Baghdad - Islamic State, a militant group that witnesses and officials say has executed hundreds of members of Iraq's Yazidis, has released a video that seeks to show it enlightened hundreds of members of the religious minority by converting them to Islam.
The production was issued not long after the group on Tuesday released a video showing one of its black-clad fighters beheading American journalist James Foley, sparking international outrage.
The Yazidis, followers of an ancient religion derived from Zoroastrianism who are part of the country's Kurdish minority, have paid the highest price for Islamic State's dramatic advance through northern Iraq.
Islamic State militants, widely seen as more hardline than al Qaeda, storm into villages armed with machine guns and give Yazidis a simple choice: convert to Islam or die.
Witnesses have said most of their hundreds of victims were shot dead at close range, while others including women and children were buried alive. Women who avoided death were rounded up and taken away as slaves, witnesses said. The threat to the Yazidis was one reason cited by U.S. President Barack Obama when he launched U.S. air strikes against Islamic State in parts of Iraq earlier this month.
The Islamic State video, which the group called "Hundreds of Yazidis convert to Islam", gives no indication of the bloodshed that prompted tens of thousands of people to flee.
In the film, Islamic State fighters say they are misunderstood as they sit on a wall in Mount Sinjar, the Yazidis' ancient homeland.
Witnesses earlier told Reuters that residents who dared to stay hung white flags on the homes to show their complete surrender to Islamic State, which has declared a caliphate in parts of Iraq and Syria it controls and threatened to march on Baghdad.
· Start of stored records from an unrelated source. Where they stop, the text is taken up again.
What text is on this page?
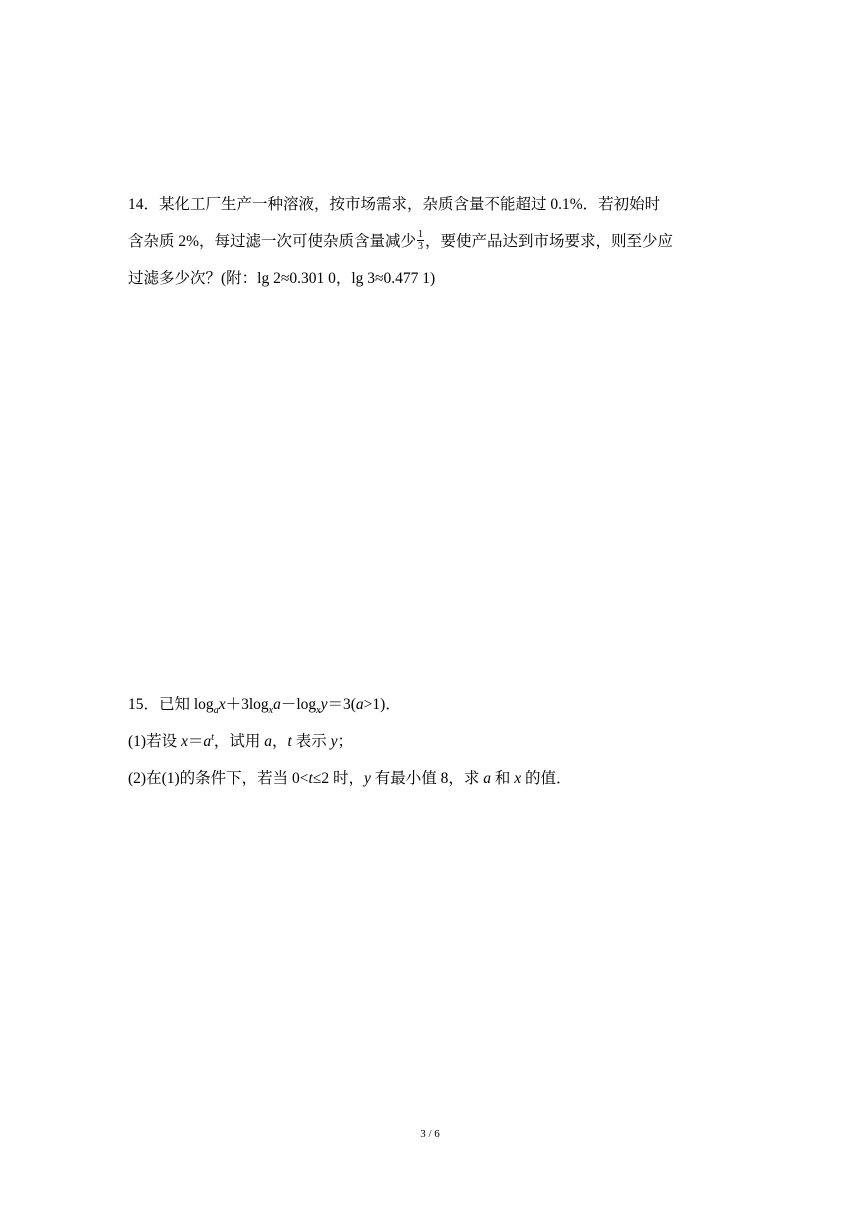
14．某化工厂生产一种溶液，按市场需求，杂质含量不能超过 0.1%．若初始时

含杂质 2%，每过滤一次可使杂质含量减少 $\frac{1}{3}$ ，要使产品达到市场要求，则至少应

过滤多少次？(附：lg 2≈0.301 0，lg 3≈0.477 1)

15．已知 $\log_ax+3\log_xa-\log_xy=3(a>1)$．

(1)若设 $x=a^t$，试用 a，t 表示 y；

(2)在(1)的条件下，若当 0<t≤2 时，y 有最小值 8，求 a 和 x 的值．

3 / 6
In the video, two Islamic State fighters - one a bearded middle-aged man dressed in black with an AK-47 assault rifle and another in a crisp grey military uniform and camouflage cap - field questions in Arabic from what appears to be an Islamic State interviewer.
"What has been said is the opposite of reality," the older man says. He also says that Islamic State has provided the Yazidis with everything they need.
"Men, women and children have converted and I was with them and they are happy with their conversions," he says, adding: "We advise the Yazidis to come down from the mountain and convert."
This was a reference to Mount Sinjar, where thousands who feared death at the hands of the militants took refuge.
"If they stay on the mountain, they will die of starvation and thirst. This talk about aid from Western and crusader countries is all lies. If they convert, we will give them everything they need. They will live a happy life."
The video then shows dozens of Yazidis getting off a bus, walking past a truck mounted with an anti-aircraft weapon and hugging Islamic State militants.
Second later, hundreds of people are sitting on the floor of what appears to be a school beneath black Islamic State flags, hoisted in every town the group has captured since it arrived from Syria in June and swept through the north almost unopposed by Iraq's army.
Mostly young men, they prepare for the conversion ritual.